Reduced $145m budget cap deal ‘in final stages’

Date published: May 4 2020

Ross Brawn

Formula 1’s managing director, Ross Brawn, has said an agreement over a reduced budget cap is now in the “final stages”.

All 10 teams, along with the Formula 1 and the FIA, have been holding regular meetings about the proposed budget cap, which was initially set at $175m a year.

But, with the current global health pandemic freezing nearly all Formula 1 activity and putting a stop to racing completely, there has been more urgency to protect teams, especially the smaller outfits, as they miss out on revenue in the region of $2m per missed race.

The financial effects of lockdown will be felt long after a semblance of normality is restored, but the likes of Ferrari and Red Bull have been refusing to play ball on reducing the budget cap further. Some have pushed for $145m, others want it as low as $100m.

However, after much deliberation and clashes between teams, Brawn feels that some more common ground has been found between everyone and $145m will be the new benchmark for the budget cap in 2021.

“Today’s meeting has been between the FIA and Formula 1,” Brawn revealed on Sky Sports’ The F1 Show.

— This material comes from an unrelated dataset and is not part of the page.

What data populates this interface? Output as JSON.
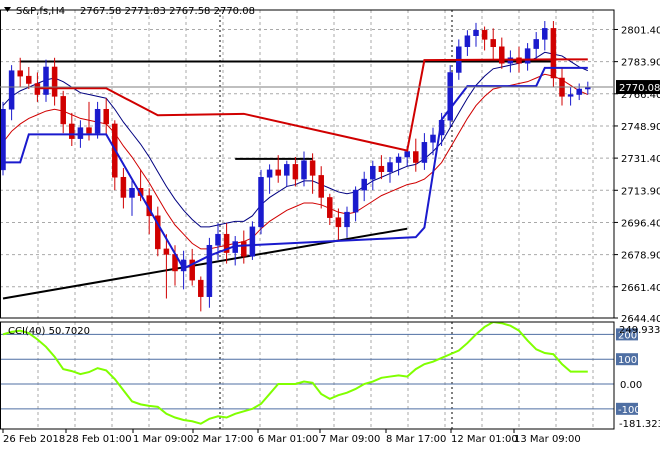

“And I think we’ve reached a conclusion. The details will be going out to the teams in the next few days.

“There has been a lot of consultation and I think now we are at the very final stages, so it will all become clear shortly.

“We started at 175, that was a long battle to get it there, and with the current crisis, we’re now going to start at 145.

“The discussion now really is how much further down we can drive the next few years.

“The budget cap’s initial objectives were to produce a more competitive field. I think with the situation we have now, the economic sustainability of Formula 1 is of top priority.

“That counts for the big teams just as much as the small teams. The message is very clear: we have to cut costs.”

Some Formula 1 teams have also been pushing to freeze the introduction of the new regulations until at least 2023, but Brawn confirmed that the currently agreed one-year delay will remain in place.

“The new regulations will definitely come in in 2022,” Brawn said.

“There is a justifiable need to push these current cars into next year, but the initiatives we want to bring in are to make the sport more economically viable.

“The cars we have now, they are so complex and the more money you spend then the quicker you will go. We need to level off that slope.

“We need the new cars to even that slope out.”